Fans expecting Fox’s The Orville to be a straightforward satire of Star Trek have the wrong idea.
Creator and star Seth McFarlane isn’t looking to make a parody of Star Trek, he’s looking to pay homage to the franchise by telling new stories in the classic Star Trek style, but with more jokes. That’s why the series’ episodes run for 60 minutes instead of 30.
“If this were a half hour, it would be kind of cut and dry what this is,” MacFarlane said at the Television Critics Association summer press tour. “Because we’re an hour long show, the story has to come first. It can’t just be gag gag gag gag gag. There has to be some reality to where the comedy comes from. If you break down where the jokes come and how they lay out, you’ll notice there really isn’t anything that exists in the Spaceballs/Family Guy realm. It all comes out of who the characters are that adhere to the reality of a science fiction world. Nothing ever goes into that Mel Brooks realm and that’s by design. We really do see it as a sci-fi comedic drama. We allow ourselves room for levity in ways that a traditional hour long sci-fi doesn’t. We’re trying to break some new ground here. Whether or not we’ve succeeded is up to the viewers.”

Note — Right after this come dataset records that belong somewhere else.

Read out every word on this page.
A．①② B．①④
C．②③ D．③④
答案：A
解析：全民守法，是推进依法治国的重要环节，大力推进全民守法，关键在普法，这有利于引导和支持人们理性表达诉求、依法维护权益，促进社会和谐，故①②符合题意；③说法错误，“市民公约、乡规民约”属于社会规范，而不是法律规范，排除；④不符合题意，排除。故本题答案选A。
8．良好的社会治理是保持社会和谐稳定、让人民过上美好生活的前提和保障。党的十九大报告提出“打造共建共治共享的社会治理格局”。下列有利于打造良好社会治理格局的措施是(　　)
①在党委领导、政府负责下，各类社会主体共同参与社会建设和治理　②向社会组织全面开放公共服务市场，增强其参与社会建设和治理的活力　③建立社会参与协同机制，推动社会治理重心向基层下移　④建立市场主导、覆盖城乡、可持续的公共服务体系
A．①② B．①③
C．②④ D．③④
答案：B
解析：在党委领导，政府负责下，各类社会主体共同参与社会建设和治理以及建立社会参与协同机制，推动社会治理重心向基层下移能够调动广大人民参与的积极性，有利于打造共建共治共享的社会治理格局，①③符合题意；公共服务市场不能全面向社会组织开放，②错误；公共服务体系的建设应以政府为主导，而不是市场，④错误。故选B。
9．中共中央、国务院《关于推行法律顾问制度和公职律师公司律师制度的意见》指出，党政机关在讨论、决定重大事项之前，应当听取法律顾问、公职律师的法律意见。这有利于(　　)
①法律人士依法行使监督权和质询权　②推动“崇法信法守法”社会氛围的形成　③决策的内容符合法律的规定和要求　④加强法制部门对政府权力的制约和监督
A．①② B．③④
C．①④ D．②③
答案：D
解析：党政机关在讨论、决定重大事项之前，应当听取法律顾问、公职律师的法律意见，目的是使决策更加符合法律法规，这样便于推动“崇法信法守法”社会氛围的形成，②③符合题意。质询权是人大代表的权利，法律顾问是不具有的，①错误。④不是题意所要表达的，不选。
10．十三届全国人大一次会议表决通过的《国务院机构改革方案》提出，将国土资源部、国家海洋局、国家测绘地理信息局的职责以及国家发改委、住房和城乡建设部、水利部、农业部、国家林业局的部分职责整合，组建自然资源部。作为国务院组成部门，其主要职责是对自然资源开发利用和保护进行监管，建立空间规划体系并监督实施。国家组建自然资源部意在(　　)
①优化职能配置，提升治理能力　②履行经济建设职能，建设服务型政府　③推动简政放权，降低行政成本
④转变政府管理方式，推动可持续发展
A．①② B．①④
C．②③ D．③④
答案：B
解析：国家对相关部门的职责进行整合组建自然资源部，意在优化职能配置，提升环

Critics who have seen the first handful of episodes noted that the tone shifts quite drastically, especially in the show’s very serious third episode, but that is by design.
“The following episode is actually fairly light,” MacFarlane said. “There’s no pattern to the first three. One of the things I always look to as a Star Trek fan, there was an episode that was a big two part episode about the Borg. It was followed up the next week with a story about Picard going home to France to visit his brother at the winery. It was the same show and the stories couldn’t be more different in tone. This is how TV should be. You should be able to write any kind of story each week and surprise your audience, but your characters remain intact and true to who they are.”

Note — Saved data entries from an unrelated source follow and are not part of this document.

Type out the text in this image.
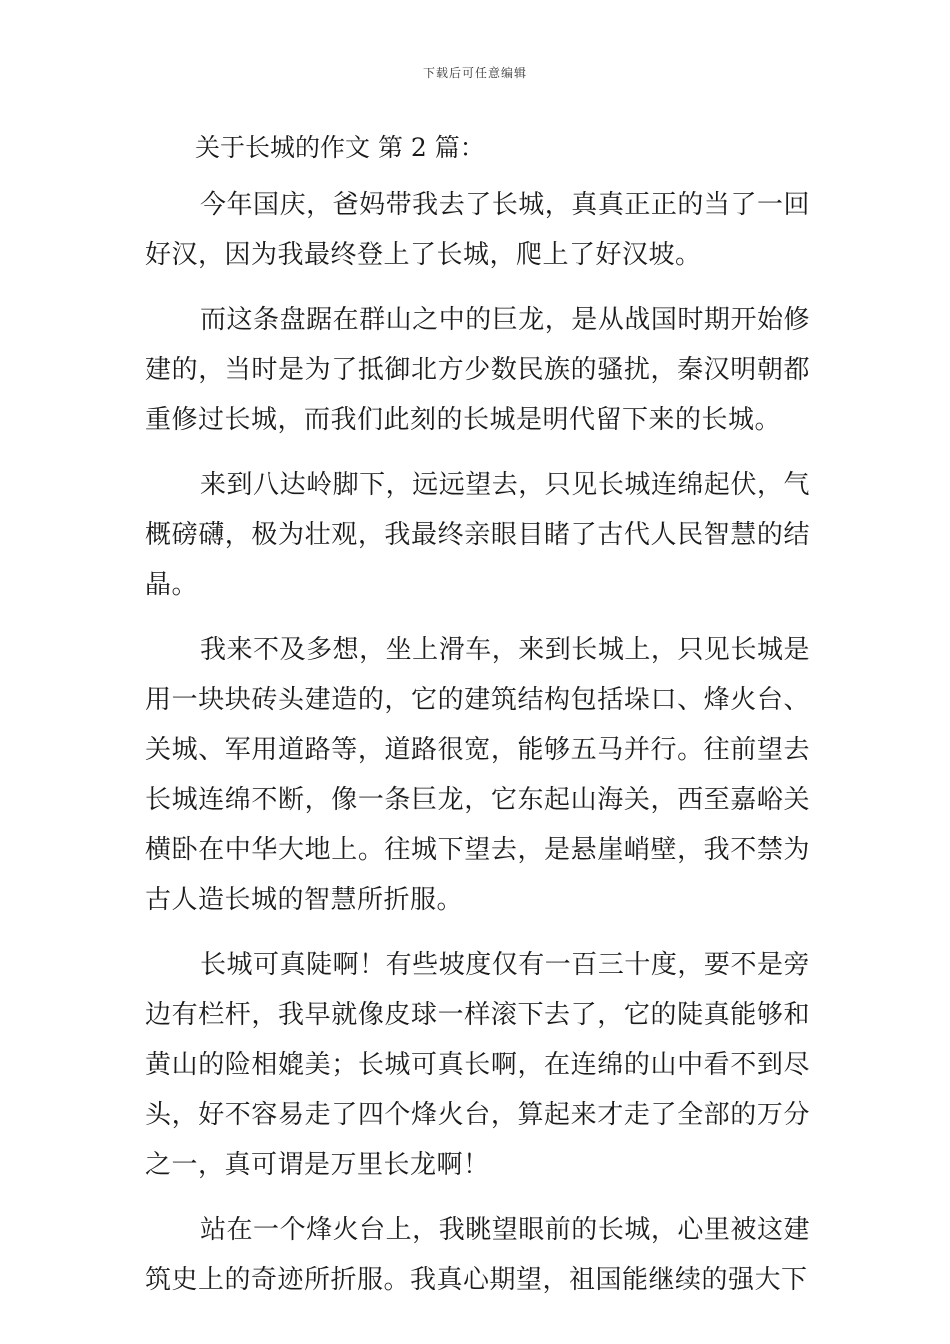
下载后可任意编辑
关于长城的作文 第 2 篇：

今年国庆，爸妈带我去了长城，真真正正的当了一回好汉，因为我最终登上了长城，爬上了好汉坡。

而这条盘踞在群山之中的巨龙，是从战国时期开始修建的，当时是为了抵御北方少数民族的骚扰，秦汉明朝都重修过长城，而我们此刻的长城是明代留下来的长城。

来到八达岭脚下，远远望去，只见长城连绵起伏，气概磅礴，极为壮观，我最终亲眼目睹了古代人民智慧的结晶。

我来不及多想，坐上滑车，来到长城上，只见长城是用一块块砖头建造的，它的建筑结构包括垛口、烽火台、关城、军用道路等，道路很宽，能够五马并行。往前望去长城连绵不断，像一条巨龙，它东起山海关，西至嘉峪关横卧在中华大地上。往城下望去，是悬崖峭壁，我不禁为古人造长城的智慧所折服。

长城可真陡啊！有些坡度仅有一百三十度，要不是旁边有栏杆，我早就像皮球一样滚下去了，它的陡真能够和黄山的险相媲美；长城可真长啊，在连绵的山中看不到尽头，好不容易走了四个烽火台，算起来才走了全部的万分之一，真可谓是万里长龙啊！

站在一个烽火台上，我眺望眼前的长城，心里被这建筑史上的奇迹所折服。我真心期望，祖国能继续的强大下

And just like those previous Star Trek series, The Orville’s episodes will be self-contained, episodic adventures rather than the serialized drama format that is so popular on television today that even Star Trek: Discovery will be using.
“The show is not serialized,” MacFarlane said. “You can watch episodes out of order and still get a fulfilling viewing experience.
"That’s something I kind of miss about TV. Everything expects me to invest in it since day one and we’ve lost that hour-long beginning, middle, and end except for procedurals, but that used to be how TV worked. If the characters are always the characters and they don’t behave based on story, you should be able to tell different kinds of stories.”
One more thing Seth McFarlane is borrowing from Star Trek, especially Star Trek: The Next Generation, is its optimistic view of the future.
“I miss the optimism,” he said. “I’m tired of being told that everything is going to be grim and dystopian, people are going to be murdering each other for food. I’ve had enough of that. I miss the hopeful side of science fiction.
"That kind of goes back to the roots of the genre. What can we achieve if we put our minds to it? That flourished in the ’90s. Some shows did it in a more cheesy fashion, and others like Star Trek made it a little more legit, but that was the way to do a sci-fi show back then. Now things are very grim. That was a conscious choice because I miss that flavor of science fiction. It’s a space that’s waiting to be filled in this day and age when we’re getting a lot of dystopian science fiction which is great. It can’t all be The Hunger Games, a nightmare scenario.”
The Orville premieres Sept. 10th on Fox.